¡Es el fascismo, estúpido!

Reducir un mundo tan complejo como el nuestro a conceptos dualistas me resulta irritante. Muy pocas cosas son blancas por completo o completamente negras. El fascismo parece ser el tono blanco de moda, ese que se quiere puro y libre de todo lo ajeno, que, al parecer, es lo oscuro. La respuesta ante este deleznable grupo de puretas está dejando que desear. Por parte de los políticos, por descontado. Por parte de los medios, por rancios y vendidos al mejor postor. Por parte de la sociedad, y esta es la peor de las partes, por incompetencia y rabia desatada.

Está de moda identificar y criticar comportamientos fascistas igual que está de moda la palabra fascismo. De pronto, en política, todo ha de situarse a un lado o al otro de esta difusa línea. ¡Es el fascismo, estúpido! El maldito determinismo copando nuestras reflexiones y nuestros análisis de la sociedad. Si preguntásemos a Marx, nos diría que el problema es la economía. Freud nos corregiría diciendo que es un simple caso de histeria tratable a través del subconsciente. Y aquí estamos nosotrxs, que creemos haber entendido los problemas del s.XX mientras seguimos reduciendo todo a fascismo sí o fascismo no. Si CDRs, fascismo en las calles; si políticos presos, fascismo en el estado; si me caes mal, fascista cabrón. Y así... 
Pero esperen, aún queda lo más gracioso. Cuando realmente nos encontramos de cara con él, nos quedamos callados, no vaya a ser que identificar el fascismo ante una audiencia de ocho millones de personas vaya a generar controversia.

La idea, la verdad, el pensamiento, son elementos móviles y desagradables que nos torturan a lo largo y ancho de la existencia. Solo al fijar una verdad parece que las tensas cuerdas del pensamiento se relajan. En esto se basa el progreso y el ansia de conocimiento. Pero, qué verdad debemos fijar, nos preguntamos. 
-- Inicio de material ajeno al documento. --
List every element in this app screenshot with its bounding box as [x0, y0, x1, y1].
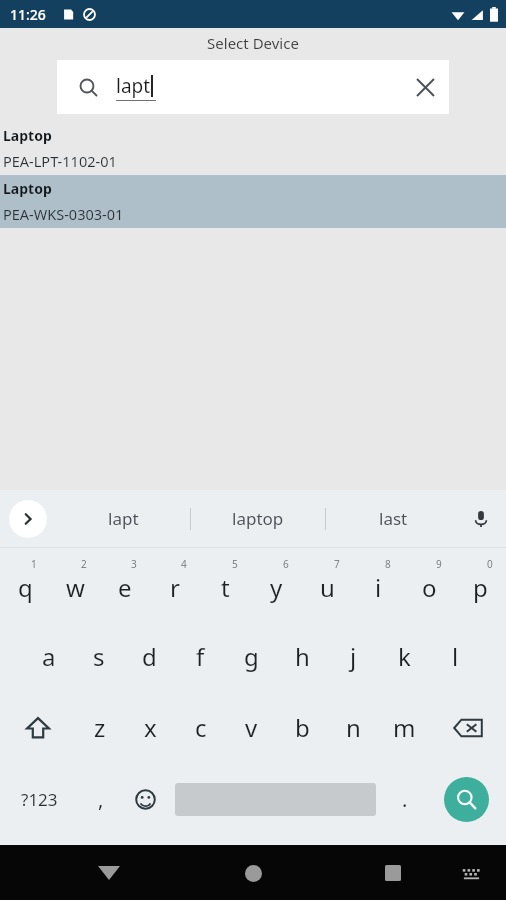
staticText: z: [94, 711, 106, 744]
staticText: .: [402, 786, 408, 813]
button[interactable]: .: [383, 763, 427, 835]
button[interactable]: 4: [150, 548, 200, 621]
button[interactable]: a: [24, 621, 74, 692]
button[interactable]: Voice input: [464, 502, 498, 536]
button[interactable]: Backspace: [430, 692, 506, 763]
button[interactable]: Search: [57, 60, 449, 114]
staticText: 8: [385, 557, 391, 571]
staticText: e: [118, 571, 132, 604]
staticText: PEA-LPT-1102-01: [3, 151, 117, 171]
staticText: 3: [131, 557, 137, 571]
button[interactable]: Laptop: [0, 122, 506, 175]
staticText: h: [295, 640, 310, 673]
button[interactable]: More suggestions: [9, 500, 47, 538]
staticText: o: [422, 571, 437, 604]
staticText: 6: [283, 557, 289, 571]
button[interactable]: 8: [353, 548, 404, 621]
staticText: l: [452, 640, 459, 673]
staticText: c: [195, 711, 207, 744]
staticText: 2: [81, 557, 87, 571]
staticText: j: [350, 640, 357, 673]
staticText: lapt: [108, 507, 139, 530]
button[interactable]: j: [328, 621, 379, 692]
staticText: y: [270, 571, 283, 604]
staticText: lapt: [116, 73, 151, 99]
staticText: last: [379, 507, 408, 530]
button[interactable]: 7: [302, 548, 353, 621]
button[interactable]: 0: [455, 548, 506, 621]
staticText: f: [196, 640, 205, 673]
button[interactable]: Recents: [372, 852, 414, 894]
button[interactable]: Emoji: [123, 763, 167, 835]
button[interactable]: z: [75, 692, 125, 763]
staticText: r: [170, 571, 180, 604]
staticText: ,: [98, 786, 104, 813]
staticText: b: [295, 711, 310, 744]
staticText: PEA-WKS-0303-01: [3, 204, 124, 224]
button[interactable]: Space: [167, 763, 383, 835]
other: Search: [79, 78, 98, 97]
staticText: g: [244, 640, 259, 673]
staticText: 9: [436, 557, 442, 571]
button[interactable]: laptop: [191, 490, 325, 547]
button[interactable]: Clear: [405, 67, 445, 107]
button[interactable]: Home: [232, 852, 274, 894]
staticText: Laptop: [3, 126, 52, 145]
button[interactable]: k: [379, 621, 430, 692]
staticText: 7: [334, 557, 340, 571]
button[interactable]: b: [277, 692, 328, 763]
button[interactable]: lapt: [56, 490, 190, 547]
staticText: ?123: [21, 788, 58, 811]
button[interactable]: 1: [0, 548, 50, 621]
button[interactable]: ,: [79, 763, 123, 835]
button[interactable]: Switch keyboard: [454, 856, 488, 890]
staticText: Laptop: [3, 179, 52, 198]
staticText: 11:26: [10, 5, 46, 24]
staticText: d: [142, 640, 157, 673]
staticText: t: [221, 571, 230, 604]
button[interactable]: d: [124, 621, 175, 692]
button[interactable]: Shift: [0, 692, 75, 763]
staticText: 5: [232, 557, 238, 571]
staticText: v: [245, 711, 258, 744]
staticText: w: [66, 571, 85, 604]
staticText: Select Device: [207, 33, 299, 53]
staticText: 1: [31, 557, 37, 571]
button[interactable]: 3: [100, 548, 150, 621]
staticText: p: [473, 571, 488, 604]
staticText: s: [93, 640, 105, 673]
staticText: q: [18, 571, 33, 604]
button[interactable]: ?123: [0, 763, 79, 835]
button[interactable]: f: [175, 621, 226, 692]
button[interactable]: l: [430, 621, 481, 692]
staticText: k: [398, 640, 411, 673]
button[interactable]: last: [326, 490, 460, 547]
button[interactable]: s: [74, 621, 124, 692]
staticText: laptop: [232, 507, 284, 530]
staticText: u: [320, 571, 335, 604]
staticText: 0: [487, 557, 493, 571]
staticText: x: [144, 711, 157, 744]
button[interactable]: Back: [88, 852, 130, 894]
staticText: 4: [181, 557, 187, 571]
button[interactable]: 5: [200, 548, 251, 621]
button[interactable]: 6: [251, 548, 302, 621]
button[interactable]: 2: [50, 548, 100, 621]
button[interactable]: m: [379, 692, 430, 763]
button[interactable]: h: [277, 621, 328, 692]
button[interactable]: Search: [427, 763, 506, 835]
button[interactable]: x: [125, 692, 175, 763]
button[interactable]: 9: [404, 548, 455, 621]
staticText: a: [42, 640, 56, 673]
button[interactable]: g: [226, 621, 277, 692]
staticText: i: [375, 571, 382, 604]
staticText: n: [346, 711, 361, 744]
staticText: m: [393, 711, 416, 744]
button[interactable]: v: [226, 692, 277, 763]
button[interactable]: c: [175, 692, 226, 763]
button[interactable]: n: [328, 692, 379, 763]
button[interactable]: Laptop: [0, 175, 506, 228]
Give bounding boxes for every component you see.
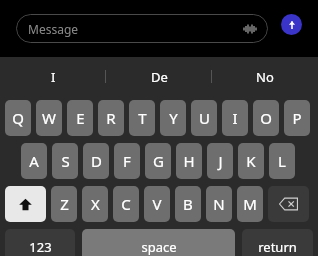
button[interactable]: S xyxy=(52,143,78,179)
button[interactable]: Z xyxy=(51,186,77,222)
staticText: A xyxy=(29,151,39,171)
other: Voice message xyxy=(242,22,258,36)
button[interactable]: V xyxy=(144,186,170,222)
staticText: M xyxy=(243,194,257,214)
button[interactable]: Q xyxy=(5,100,31,136)
staticText: V xyxy=(152,194,162,214)
staticText: P xyxy=(292,108,302,128)
staticText: X xyxy=(91,194,100,214)
button[interactable]: J xyxy=(207,143,233,179)
staticText: U xyxy=(199,108,210,128)
button[interactable]: 123 xyxy=(5,229,75,256)
button[interactable]: De xyxy=(106,57,212,96)
button[interactable]: L xyxy=(269,143,295,179)
button[interactable]: O xyxy=(253,100,279,136)
staticText: O xyxy=(260,108,272,128)
button[interactable]: K xyxy=(238,143,264,179)
staticText: K xyxy=(246,151,256,171)
button[interactable]: Backspace xyxy=(268,186,309,222)
staticText: D xyxy=(91,151,102,171)
staticText: De xyxy=(151,68,168,86)
button[interactable]: A xyxy=(21,143,47,179)
button[interactable]: B xyxy=(175,186,201,222)
button[interactable]: Shift xyxy=(5,186,46,222)
button[interactable]: Message xyxy=(16,14,268,43)
button[interactable]: Send xyxy=(281,14,302,35)
button[interactable]: P xyxy=(284,100,310,136)
button[interactable]: M xyxy=(237,186,263,222)
staticText: I xyxy=(51,68,56,86)
button[interactable]: E xyxy=(67,100,93,136)
button[interactable]: I xyxy=(0,57,106,96)
button[interactable]: H xyxy=(176,143,202,179)
button[interactable]: R xyxy=(98,100,124,136)
staticText: G xyxy=(153,151,164,171)
button[interactable]: No xyxy=(212,57,318,96)
button[interactable]: I xyxy=(222,100,248,136)
button[interactable]: X xyxy=(82,186,108,222)
button[interactable]: N xyxy=(206,186,232,222)
staticText: W xyxy=(42,108,56,128)
staticText: space xyxy=(141,238,177,256)
button[interactable]: F xyxy=(114,143,140,179)
staticText: J xyxy=(218,151,223,171)
staticText: T xyxy=(138,108,147,128)
button[interactable]: W xyxy=(36,100,62,136)
staticText: N xyxy=(213,194,225,214)
staticText: C xyxy=(121,194,131,214)
staticText: 123 xyxy=(29,238,52,256)
staticText: I xyxy=(232,108,238,128)
staticText: No xyxy=(256,68,274,86)
staticText: Z xyxy=(60,194,69,214)
button[interactable]: U xyxy=(191,100,217,136)
button[interactable]: Y xyxy=(160,100,186,136)
staticText: H xyxy=(183,151,195,171)
button[interactable]: G xyxy=(145,143,171,179)
staticText: return xyxy=(258,238,297,256)
staticText: Q xyxy=(12,108,24,128)
staticText: L xyxy=(278,151,286,171)
button[interactable]: space xyxy=(82,229,235,256)
staticText: B xyxy=(183,194,193,214)
staticText: R xyxy=(106,108,116,128)
staticText: Message xyxy=(28,21,79,37)
button[interactable]: C xyxy=(113,186,139,222)
staticText: Y xyxy=(169,108,178,128)
button[interactable]: return xyxy=(242,229,313,256)
staticText: F xyxy=(123,151,131,171)
button[interactable]: T xyxy=(129,100,155,136)
button[interactable]: D xyxy=(83,143,109,179)
staticText: E xyxy=(76,108,85,128)
staticText: S xyxy=(61,151,70,171)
Para ciertos individuos con altura de miras y amplios recursos culturales, es decir, para los autodenominados intelectuales, esta tensión resulta útil. El ansia de verdades se presenta como un gran nicho de negocio del que obtener abundantes ganancias. Aspirantes a intelectuales se agolpan a las puertas de las bibliotecas en busca de ideas caducas que reutilizar en sus discursos. Desentierran estos profetas, ávidos de poder y reconocimiento, los más oscuros productos del pasado. Los discursos más atractivos para el público, los más mediáticos, los más podridos también. Quizás los únicos de los que, en definitiva, la hastiada masa social es capaz de alimentarse. Así, cuando las cosas no van bien, cuando el mundo real se tambalea, el intelectual de turno rebusca entre la basura. Es el momento adecuado, piensa. Ante el caos y la incertidumbre, la gente será capaz de tragar cualquier mierda que se les eche con tal de no perecer ante el abismo. 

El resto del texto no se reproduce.